Online pharmacy doctorate students pay about $28,000 for their first year’s tuition, the same as on-campus students. Tuition includes the Fujitsu laptop computer that will serve as their lifeline to Creighton. They will take their courses by computer, viewing video and listening to audio that has been edited for quality by the School of Pharmacy’s 17-person technology support staff.

They have the chance to view a lecture whenever they wish if they must take the kids to school or go to an appointment. Some live conferencing also will occur among professors and small groups of students, Bradberry said.

The online students will return to Creighton for one or two weeks each summer for hands-on training.

The students generally will communicate with advisers, professors and other students by e-mail. They also will participate in live chat rooms by computer. The technology support people will get students back online as soon as possible if computer troubles arise.

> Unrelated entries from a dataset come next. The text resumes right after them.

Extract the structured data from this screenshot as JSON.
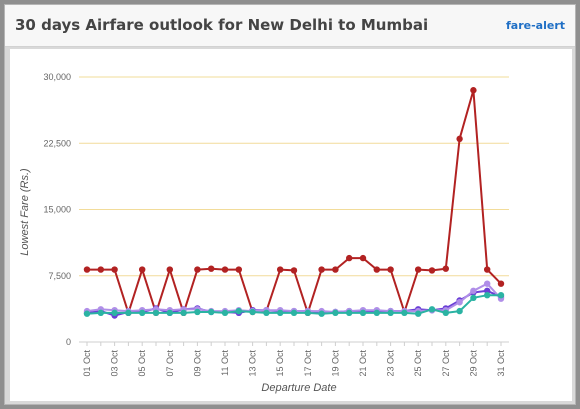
{
  "header": {
    "title": "30 days Airfare outlook for New Delhi to Mumbai",
    "link_label": "fare-alert"
  },
  "chart_data": {
    "type": "line",
    "title": "30 days Airfare outlook for New Delhi to Mumbai",
    "xlabel": "Departure Date",
    "ylabel": "Lowest Fare (Rs.)",
    "ylim": [
      0,
      30000
    ],
    "yticks": [
      0,
      7500,
      15000,
      22500,
      30000
    ],
    "ytick_labels": [
      "0",
      "7,500",
      "15,000",
      "22,500",
      "30,000"
    ],
    "grid": true,
    "x": [
      "01 Oct",
      "02 Oct",
      "03 Oct",
      "04 Oct",
      "05 Oct",
      "06 Oct",
      "07 Oct",
      "08 Oct",
      "09 Oct",
      "10 Oct",
      "11 Oct",
      "12 Oct",
      "13 Oct",
      "14 Oct",
      "15 Oct",
      "16 Oct",
      "17 Oct",
      "18 Oct",
      "19 Oct",
      "20 Oct",
      "21 Oct",
      "22 Oct",
      "23 Oct",
      "24 Oct",
      "25 Oct",
      "26 Oct",
      "27 Oct",
      "28 Oct",
      "29 Oct",
      "30 Oct",
      "31 Oct"
    ],
    "series": [
      {
        "color": "#b22222",
        "values": [
          8200,
          8200,
          8200,
          3300,
          8200,
          3300,
          8200,
          3300,
          8200,
          8300,
          8200,
          8200,
          3400,
          3500,
          8200,
          8100,
          3300,
          8200,
          8200,
          9500,
          9500,
          8200,
          8200,
          3400,
          8200,
          8100,
          8300,
          23000,
          28500,
          8200,
          6600
        ]
      },
      {
        "color": "#6a3fd6",
        "values": [
          3300,
          3500,
          3000,
          3400,
          3400,
          3800,
          3300,
          3700,
          3800,
          3400,
          3400,
          3300,
          3600,
          3600,
          3500,
          3500,
          3500,
          3400,
          3400,
          3500,
          3500,
          3500,
          3500,
          3500,
          3700,
          3600,
          3800,
          4700,
          5600,
          5800,
          5100
        ]
      },
      {
        "color": "#b08ee8",
        "values": [
          3500,
          3700,
          3600,
          3500,
          3600,
          3700,
          3600,
          3700,
          3700,
          3500,
          3500,
          3600,
          3500,
          3600,
          3600,
          3500,
          3500,
          3500,
          3400,
          3500,
          3600,
          3600,
          3500,
          3500,
          3500,
          3600,
          3600,
          4500,
          5800,
          6600,
          4900
        ]
      },
      {
        "color": "#2bb3a3",
        "values": [
          3200,
          3300,
          3300,
          3300,
          3300,
          3300,
          3300,
          3300,
          3400,
          3400,
          3300,
          3500,
          3400,
          3300,
          3300,
          3300,
          3300,
          3200,
          3300,
          3300,
          3300,
          3300,
          3300,
          3300,
          3200,
          3700,
          3300,
          3500,
          5000,
          5300,
          5300
        ]
      }
    ]
  }
}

Online students’ tests are overseen by hired “proctors,” or monitors, at a college campus, Sylvan Learning Center or other location in the vicinity of the student’s home. Bradberry said Creighton also uses secure testing software that times the exam and blocks efforts to get on the Internet.

Frank Salerno, 29, figures he’ll continue teaching high school half-time in the Chicago area while he studies for his pharmacy doctorate. His wife is a pharmacist, and they didn’t want to drop everything and move so he could pursue the degree.

Salerno said he initially was skeptical of an online program but ultimately was convinced it was similar to what he’d get as an on-campus student. “We’re taking the exact same program, the exact same exams,” he said.